Contraire à tout ce que les membres demandent, je me lance dans une série de copier/coller. J’ai ciblé les membres récents, qui n’ont pas trop l’habitude du CouchSurfing, n’étant généralement pas ciblés par les utilisateurs du site. C’est alors que je suis encore en train de contacter les 14 hôtes potentiels que je reçois un SMS. Jim souhaite avoir plus d’information et après un bref coup de téléphone, c’est assis dans sa voiture que nous échangerons réellement.

Ce petit asiatique accroché à son téléphone portable, à l’attitude un peu effeminée, se sens seul.
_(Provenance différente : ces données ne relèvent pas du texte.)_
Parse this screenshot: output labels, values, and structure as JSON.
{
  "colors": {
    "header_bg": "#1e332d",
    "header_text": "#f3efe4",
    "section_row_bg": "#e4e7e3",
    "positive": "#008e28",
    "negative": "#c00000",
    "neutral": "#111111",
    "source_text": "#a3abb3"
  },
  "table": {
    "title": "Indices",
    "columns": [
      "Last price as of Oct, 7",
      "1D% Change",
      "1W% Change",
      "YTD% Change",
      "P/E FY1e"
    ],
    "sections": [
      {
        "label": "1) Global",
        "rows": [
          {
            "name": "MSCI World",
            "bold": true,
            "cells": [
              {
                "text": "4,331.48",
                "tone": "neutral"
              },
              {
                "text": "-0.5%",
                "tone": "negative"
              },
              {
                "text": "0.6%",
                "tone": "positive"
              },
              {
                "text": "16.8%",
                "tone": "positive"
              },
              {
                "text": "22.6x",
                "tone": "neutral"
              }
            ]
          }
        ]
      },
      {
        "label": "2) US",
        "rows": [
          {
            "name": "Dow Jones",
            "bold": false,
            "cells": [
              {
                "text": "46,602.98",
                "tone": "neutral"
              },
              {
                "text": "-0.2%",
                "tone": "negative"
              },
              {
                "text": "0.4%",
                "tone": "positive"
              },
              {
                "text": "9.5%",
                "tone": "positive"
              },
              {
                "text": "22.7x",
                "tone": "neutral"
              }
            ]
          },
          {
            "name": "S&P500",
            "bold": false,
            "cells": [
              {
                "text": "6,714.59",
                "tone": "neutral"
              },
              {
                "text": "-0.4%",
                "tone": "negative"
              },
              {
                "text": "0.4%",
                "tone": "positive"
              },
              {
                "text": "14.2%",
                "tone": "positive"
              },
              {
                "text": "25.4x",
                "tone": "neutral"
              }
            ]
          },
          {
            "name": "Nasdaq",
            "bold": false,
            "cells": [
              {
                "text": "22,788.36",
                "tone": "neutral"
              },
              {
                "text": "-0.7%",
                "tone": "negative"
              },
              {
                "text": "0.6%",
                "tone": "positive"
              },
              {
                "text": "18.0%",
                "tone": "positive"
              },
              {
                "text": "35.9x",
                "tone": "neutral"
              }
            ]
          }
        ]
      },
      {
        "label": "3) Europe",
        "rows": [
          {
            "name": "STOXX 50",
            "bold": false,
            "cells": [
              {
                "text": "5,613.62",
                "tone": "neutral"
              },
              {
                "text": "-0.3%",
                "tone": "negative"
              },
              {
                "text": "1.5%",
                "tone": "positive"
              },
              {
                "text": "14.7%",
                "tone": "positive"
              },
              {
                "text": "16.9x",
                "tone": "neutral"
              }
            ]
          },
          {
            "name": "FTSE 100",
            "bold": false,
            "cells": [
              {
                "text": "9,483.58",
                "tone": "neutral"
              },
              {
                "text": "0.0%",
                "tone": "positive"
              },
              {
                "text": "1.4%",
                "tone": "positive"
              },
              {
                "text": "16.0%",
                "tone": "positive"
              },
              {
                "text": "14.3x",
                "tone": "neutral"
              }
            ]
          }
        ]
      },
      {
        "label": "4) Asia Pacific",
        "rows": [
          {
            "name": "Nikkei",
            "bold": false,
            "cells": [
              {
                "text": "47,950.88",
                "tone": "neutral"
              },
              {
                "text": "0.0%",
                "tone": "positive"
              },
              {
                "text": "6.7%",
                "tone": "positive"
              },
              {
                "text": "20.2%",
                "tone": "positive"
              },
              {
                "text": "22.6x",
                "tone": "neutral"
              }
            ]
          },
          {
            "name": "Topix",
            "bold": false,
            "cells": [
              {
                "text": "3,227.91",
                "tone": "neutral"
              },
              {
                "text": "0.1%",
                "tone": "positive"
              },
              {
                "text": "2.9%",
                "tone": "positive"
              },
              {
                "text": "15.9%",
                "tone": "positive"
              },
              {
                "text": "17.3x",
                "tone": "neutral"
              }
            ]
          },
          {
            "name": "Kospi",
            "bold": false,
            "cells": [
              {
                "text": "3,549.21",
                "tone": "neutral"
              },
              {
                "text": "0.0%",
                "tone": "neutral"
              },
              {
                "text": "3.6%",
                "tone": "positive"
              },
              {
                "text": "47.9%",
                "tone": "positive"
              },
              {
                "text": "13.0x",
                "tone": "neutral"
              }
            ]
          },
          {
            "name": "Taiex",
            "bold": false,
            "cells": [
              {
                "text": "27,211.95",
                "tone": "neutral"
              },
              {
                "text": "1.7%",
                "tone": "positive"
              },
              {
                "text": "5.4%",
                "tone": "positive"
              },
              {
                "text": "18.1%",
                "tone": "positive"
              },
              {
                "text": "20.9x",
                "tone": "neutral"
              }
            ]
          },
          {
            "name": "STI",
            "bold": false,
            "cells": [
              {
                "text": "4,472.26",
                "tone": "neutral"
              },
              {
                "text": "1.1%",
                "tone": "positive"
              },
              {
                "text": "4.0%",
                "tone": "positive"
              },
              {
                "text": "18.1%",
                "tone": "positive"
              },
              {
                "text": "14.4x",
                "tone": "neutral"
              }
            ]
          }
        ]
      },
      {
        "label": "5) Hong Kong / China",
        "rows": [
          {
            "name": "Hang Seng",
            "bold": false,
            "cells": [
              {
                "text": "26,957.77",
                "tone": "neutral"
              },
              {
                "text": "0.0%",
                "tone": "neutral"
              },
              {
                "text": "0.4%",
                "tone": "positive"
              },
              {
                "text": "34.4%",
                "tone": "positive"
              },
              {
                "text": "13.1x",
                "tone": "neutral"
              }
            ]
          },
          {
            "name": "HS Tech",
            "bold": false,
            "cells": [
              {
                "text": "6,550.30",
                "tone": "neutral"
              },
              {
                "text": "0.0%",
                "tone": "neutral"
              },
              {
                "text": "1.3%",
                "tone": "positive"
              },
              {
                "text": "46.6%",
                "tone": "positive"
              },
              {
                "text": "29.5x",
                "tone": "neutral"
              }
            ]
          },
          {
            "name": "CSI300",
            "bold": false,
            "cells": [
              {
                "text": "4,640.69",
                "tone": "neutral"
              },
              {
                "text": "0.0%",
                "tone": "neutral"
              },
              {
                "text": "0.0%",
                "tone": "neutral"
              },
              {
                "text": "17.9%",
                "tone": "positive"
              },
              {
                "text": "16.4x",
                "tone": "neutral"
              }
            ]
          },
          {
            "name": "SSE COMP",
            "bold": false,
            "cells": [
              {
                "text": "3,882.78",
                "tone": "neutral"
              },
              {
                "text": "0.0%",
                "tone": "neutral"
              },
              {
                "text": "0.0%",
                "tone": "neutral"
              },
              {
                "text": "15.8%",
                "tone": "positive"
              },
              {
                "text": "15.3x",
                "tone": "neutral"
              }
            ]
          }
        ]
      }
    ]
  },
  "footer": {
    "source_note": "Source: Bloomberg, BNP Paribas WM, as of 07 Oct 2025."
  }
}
Dans la première minute, il m’explique qu’un très bon ami à lui vient de quitter le pays. Un backpacker français rencontré quelques semaines plus tôt avec lequel il avait eu une chouette relation. En lisant entre les lignes, je me rends vite compte qu’il se sent seul et déprimé. Il idéalise les backpackers et la vie au-jour-le-jour que nous avons.

C’est dans son living qu’il accepterait de me laisser dormir pendant deux semaines. J’avais été très clair dans mon annonce, une période de moins de deux semaines ne m’intéressait pas. Cependant, il dormira lui aussi dans son living car il loue les deux chambres de son appartement. M’inquiétant de l’espace dans lequel je devrais vivre, il me propose de passer vois chez lui, à Tuart Hill.

C’est à une quinzaine de minutes du centre que nous nous rendons à bord de sa petit voiture rouge. Sur place, il me désigne le matelas dont il se sert, pointe l’autre côté du canapé qui serait mon espace. Il m’offre une bière et me propose de me faire à manger, ce que je ne refuse bien évidemment pas. Ensuite, comme j’avais mentionné ne pas encore avoir vu la plage de Scarborough, il m’y emène avant de me redéposer en ville.

En le saluant, je lui précise que je vais réfléchir et le recontacter le lendemain. A ce stade, je me demande si c’est une bonne idée de “combler” le vide dans la vie de ce bonhomme. Qu’attend-il de moi ? Il m’a bien accueilli et j’ai presque eu l’impression qu’il essayait de m’acheter en agissant comme il l’a fait. Le monde à l’envers, c’est lui qui veut m’héberger au final, et moi qui doit accepter ou pas.

J’accepte. Un peu étrange, mais je me sens OK à l’idée de jouer l’ami et de combler son manque de vie sociale. Après tout, deux semaines gratuites et un accès à Internet décent m’arrangent, d’autant plus que je peux à tout moment partir de chez lui et retourner dans une auberge.

Quelques jours plus tard, il passera me prendre en ville, m’hébergera, et me confiera les clés de son appartement.